You can request a copy of the Chicago Southland Railfan Guide at VisitChicagoSouthland.com/InfoRequest.
PULLMAN NATIONAL MONUMENT
The Pullman Palace Car Company on Chicago’s south side played a significant part in the American Labor Movement and much of the neighborhood created by George Pullman as a company town has gone unchanged. The Historic Pullman District can be explored on a self-guided walking tour, starting at the Historic Pullman Foundation Visitor Center at the former site of the Arcade building. The Pullman State Historic Site is undergoing renovations, but the Pullman Factory Complex offers tours twice a month. The National A. Philip Randolph Pullman Porter Museum houses a permanent collection of exhibits pertinent to the study of American Labor History with a focus on the contribution of African-Americans.

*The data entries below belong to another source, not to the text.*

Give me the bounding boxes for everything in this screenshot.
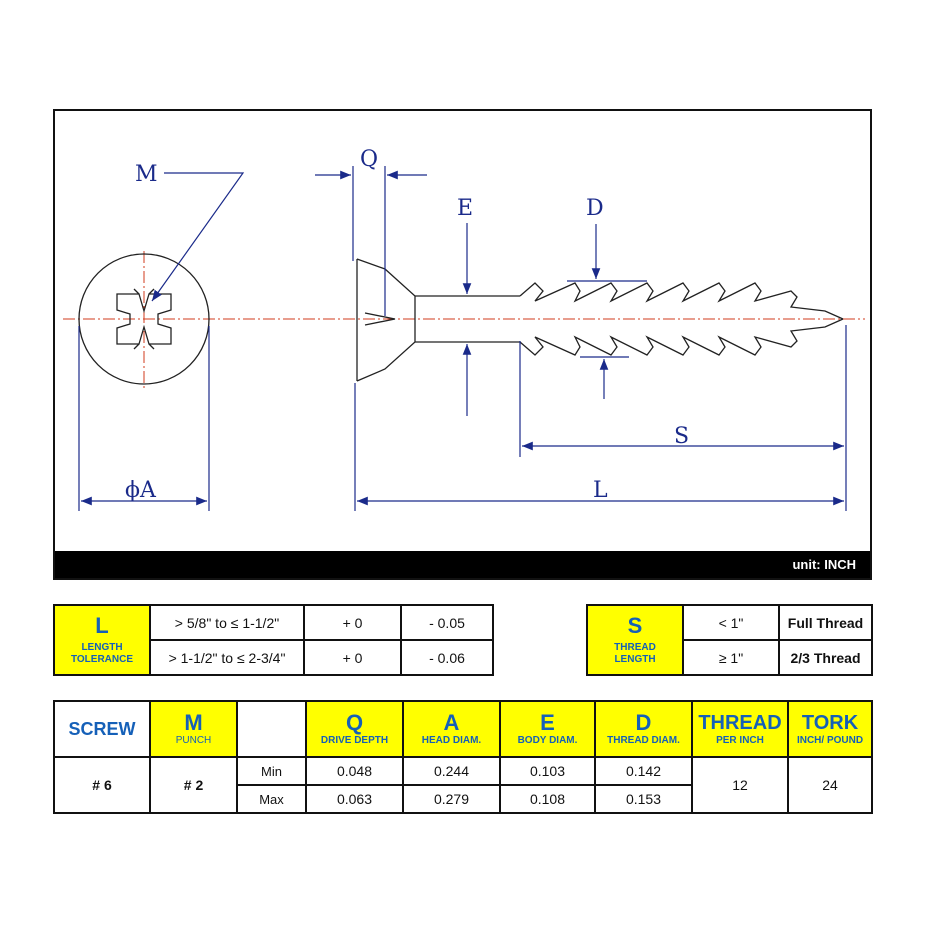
max-head-diam: 0.279 — [402, 784, 501, 814]
thread-length-caption: THREAD LENGTH — [614, 642, 656, 665]
drive-depth-caption: DRIVE DEPTH — [320, 735, 389, 746]
drawing-frame: M ϕA Q E — [53, 109, 872, 580]
max-thread-diam: 0.153 — [594, 784, 693, 814]
screw-label: SCREW — [68, 718, 136, 739]
head-top-view — [78, 253, 210, 385]
min-drive-depth: 0.048 — [305, 756, 404, 786]
thread-per-inch-letter: THREAD — [698, 712, 782, 734]
punch-header: M PUNCH — [149, 700, 238, 758]
torque-value: 24 — [787, 756, 873, 814]
length-range-1: > 5/8" to ≤ 1-1/2" — [149, 604, 305, 641]
a-dimension — [78, 326, 210, 511]
min-label: Min — [236, 756, 307, 786]
head-diam-header: A HEAD DIAM. — [402, 700, 501, 758]
body-diam-header: E BODY DIAM. — [499, 700, 596, 758]
punch-size: # 2 — [149, 756, 238, 814]
minmax-header — [236, 700, 307, 758]
thread-per-inch-caption: PER INCH — [716, 735, 764, 746]
m-leader — [151, 172, 245, 302]
unit-bar: unit: INCH — [55, 551, 870, 578]
thread-value-1: Full Thread — [778, 604, 873, 641]
torque-letter: TORK — [801, 712, 859, 734]
screw-spec-table: SCREW M PUNCH Q DRIVE DEPTH A HEAD DIAM.… — [53, 700, 873, 814]
label-a: ϕA — [125, 478, 157, 503]
length-header: L LENGTH TOLERANCE — [53, 604, 151, 676]
length-minus-1: - 0.05 — [400, 604, 494, 641]
label-l: L — [593, 478, 608, 503]
s-dimension — [519, 325, 847, 511]
thread-diam-header: D THREAD DIAM. — [594, 700, 693, 758]
thread-length-letter: S — [627, 613, 643, 638]
label-e: E — [457, 196, 473, 221]
thread-range-2: ≥ 1" — [682, 639, 780, 676]
length-plus-2: + 0 — [303, 639, 402, 676]
thread-per-inch-header: THREAD PER INCH — [691, 700, 789, 758]
label-s: S — [674, 424, 689, 449]
thread-value-2: 2/3 Thread — [778, 639, 873, 676]
max-label: Max — [236, 784, 307, 814]
punch-letter: M — [184, 710, 203, 735]
q-dimension — [315, 166, 427, 316]
head-diam-letter: A — [443, 710, 460, 735]
screw-drawing: M ϕA Q E — [63, 147, 865, 511]
punch-caption: PUNCH — [175, 735, 212, 746]
length-tolerance-table: L LENGTH TOLERANCE > 5/8" to ≤ 1-1/2" + … — [53, 604, 494, 676]
torque-caption: INCH/ POUND — [796, 735, 864, 746]
body-diam-letter: E — [540, 710, 555, 735]
screw-header: SCREW — [53, 700, 151, 758]
l-dimension — [354, 383, 844, 511]
d-dimension — [567, 224, 647, 399]
length-range-2: > 1-1/2" to ≤ 2-3/4" — [149, 639, 305, 676]
thread-length-table: S THREAD LENGTH < 1" Full Thread ≥ 1" 2/… — [586, 604, 873, 676]
min-head-diam: 0.244 — [402, 756, 501, 786]
thread-diam-letter: D — [635, 710, 652, 735]
max-body-diam: 0.108 — [499, 784, 596, 814]
screw-size: # 6 — [53, 756, 151, 814]
label-d: D — [586, 196, 604, 221]
thread-length-header: S THREAD LENGTH — [586, 604, 684, 676]
screw-side-view — [356, 258, 844, 382]
thread-per-inch-value: 12 — [691, 756, 789, 814]
length-minus-2: - 0.06 — [400, 639, 494, 676]
head-diam-caption: HEAD DIAM. — [421, 735, 482, 746]
max-drive-depth: 0.063 — [305, 784, 404, 814]
label-q: Q — [360, 147, 378, 172]
torque-header: TORK INCH/ POUND — [787, 700, 873, 758]
thread-diam-caption: THREAD DIAM. — [607, 735, 680, 746]
drive-depth-letter: Q — [345, 710, 364, 735]
min-body-diam: 0.103 — [499, 756, 596, 786]
min-thread-diam: 0.142 — [594, 756, 693, 786]
length-caption: LENGTH TOLERANCE — [70, 642, 134, 665]
drive-depth-header: Q DRIVE DEPTH — [305, 700, 404, 758]
length-letter: L — [95, 613, 109, 638]
label-m: M — [135, 162, 158, 187]
length-plus-1: + 0 — [303, 604, 402, 641]
body-diam-caption: BODY DIAM. — [517, 735, 578, 746]
thread-range-1: < 1" — [682, 604, 780, 641]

Flossmoor Station Restaurant and Brewery is located next to the Flossmoor Metra station in the old Illinois Central rail station built in 1906. Some of the bricks and original materials were incorporated into the renovations when the site became a restaurant and brewery in 1996. Flossmoor Station Restaurant and Brewery was one of the first craft breweries in the area, long before they became a trend, and has won over 80 national and international beer industry awards. With a lively atmosphere hinting of railroad history, large menu of upscale bar food and specials using locally-sourced seasonal ingredients, it’s inviting for all ages.